I did a DARE TIES merge of 3 fp16 and 1 bf16 model, outputting fp16 or bf16. The resul

DARE TIES merge of mixed fp16 and bf16 models cannot be exl2 quanted about mergekit HOT 7 CLOSED

jim-plus commented on June 26, 2024

DARE TIES merge of mixed fp16 and bf16 models cannot be exl2 quanted

from mergekit.

Comments (7)

jim-plus commented on June 26, 2024

Can mergekit operate correctly on a mix of fp16 and bf16 models by automatically converting to the target dtype?

from mergekit.

cg123 commented on June 26, 2024

It does convert everything to the target dtype you specify if you have dtype set in the configuration. The fact that GGUF quantization works makes me think this is probably not an issue on the mergekit side.
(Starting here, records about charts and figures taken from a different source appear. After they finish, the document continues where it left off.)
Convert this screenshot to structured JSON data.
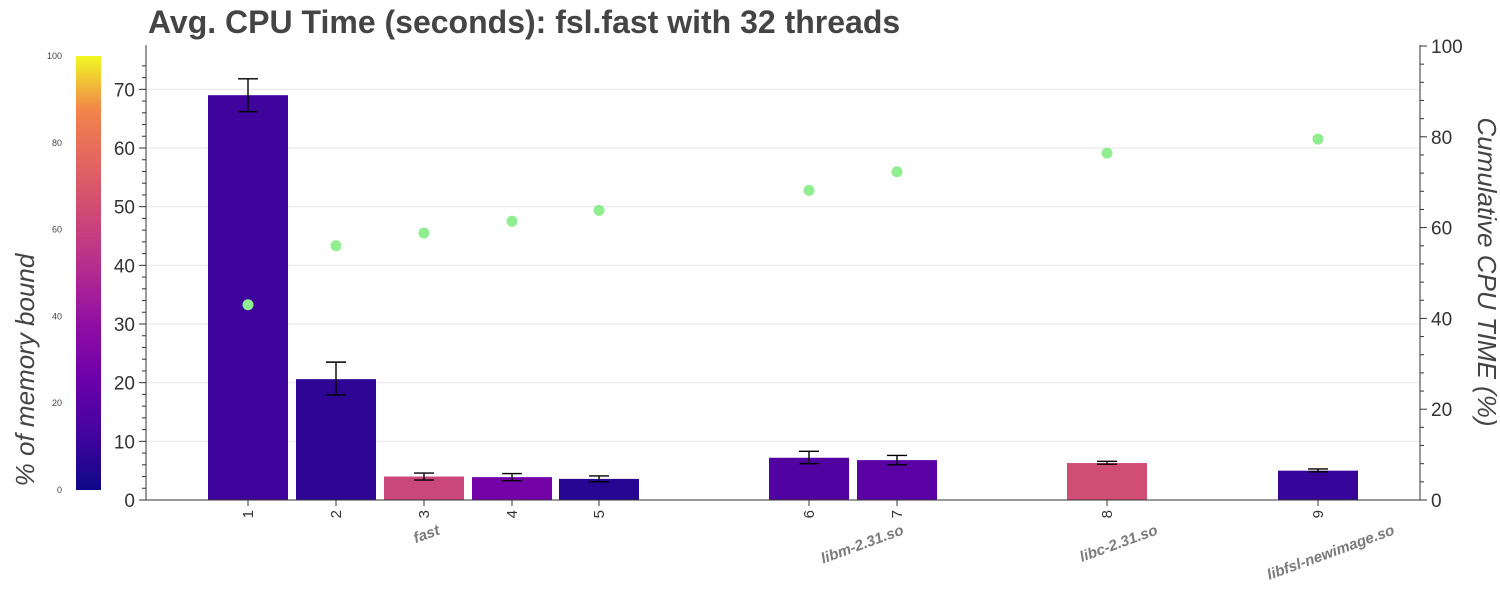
{
  "chart_data": {
    "type": "bar",
    "title": "Avg. CPU Time (seconds): fsl.fast with 32 threads",
    "categories": [
      "1",
      "2",
      "3",
      "4",
      "5",
      "6",
      "7",
      "8",
      "9"
    ],
    "values": [
      69,
      20.6,
      4.0,
      3.9,
      3.6,
      7.2,
      6.8,
      6.3,
      5.0
    ],
    "errors": [
      [
        66.2,
        71.8
      ],
      [
        17.9,
        23.5
      ],
      [
        3.4,
        4.6
      ],
      [
        3.3,
        4.5
      ],
      [
        3.1,
        4.1
      ],
      [
        6.2,
        8.3
      ],
      [
        6.0,
        7.6
      ],
      [
        6.1,
        6.6
      ],
      [
        4.8,
        5.3
      ]
    ],
    "memory_bound_pct": [
      12,
      8,
      62,
      28,
      6,
      18,
      20,
      65,
      10
    ],
    "cumulative_pct": [
      43,
      56,
      58.8,
      61.4,
      63.8,
      68.2,
      72.3,
      76.4,
      79.5
    ],
    "groups": [
      {
        "label": "fast",
        "categories": [
          "1",
          "2",
          "3",
          "4",
          "5"
        ]
      },
      {
        "label": "libm-2.31.so",
        "categories": [
          "6",
          "7"
        ]
      },
      {
        "label": "libc-2.31.so",
        "categories": [
          "8"
        ]
      },
      {
        "label": "libfsl-newimage.so",
        "categories": [
          "9"
        ]
      }
    ],
    "ylabel": "",
    "ylim": [
      0,
      75
    ],
    "yticks": [
      "0",
      "10",
      "20",
      "30",
      "40",
      "50",
      "60",
      "70"
    ],
    "y2label": "Cumulative CPU TIME (%)",
    "y2lim": [
      0,
      100
    ],
    "y2ticks": [
      "0",
      "20",
      "40",
      "60",
      "80",
      "100"
    ],
    "colorbar": {
      "label": "% of memory bound",
      "range": [
        0,
        100
      ],
      "ticks": [
        "0",
        "20",
        "40",
        "60",
        "80",
        "100"
      ],
      "colormap": "plasma"
    },
    "marker_color": "#90ee90",
    "grid": true
  }
}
I do know that DARE TIES with lower density values can result in an unusual distribution of parameter magnitudes. The rescaling step tends to introduce large outliers that are critical to the behavior of the model. I saw this happen more with densities around 0.1 but it could be happening here too. Maybe this is throwing exl2 for a loop? I'm not sure.

@turboderp any thoughts?

from mergekit.

turboderp commented on June 26, 2024

ExLlama converts everything to FP16 when loading or quantizing, and the difference in dynamic range compared to BF16 could conceivably be an issue, but I've never seen it in practice. I tried downloading that model and converting it here, and it seems to work fine? (Both in 4bpw h6 and 8bpw h8.)

from mergekit.

jim-plus commented on June 26, 2024

I updated to the current version and retried. The 8.0bpw h8 exl2 quant completed, but the truncation length that got read in was only 2048 when I loaded it in with ooba. The Q8_0 GGUF truncation length remained at 8192. I forgot to mention I ran this under Windows 11. Ryzen 3 2200G, if that matters.

from mergekit.

turboderp commented on June 26, 2024

I wonder if this is a bug in TGW. From v0.0.15 EXL2 adds a "quantization_config" key to the config.json, which is the only place a length of 2048 would be mentioned in the model. It's only under that key, though, as the calibration length. The model itself still lists "max_position_embeddings" of 8192.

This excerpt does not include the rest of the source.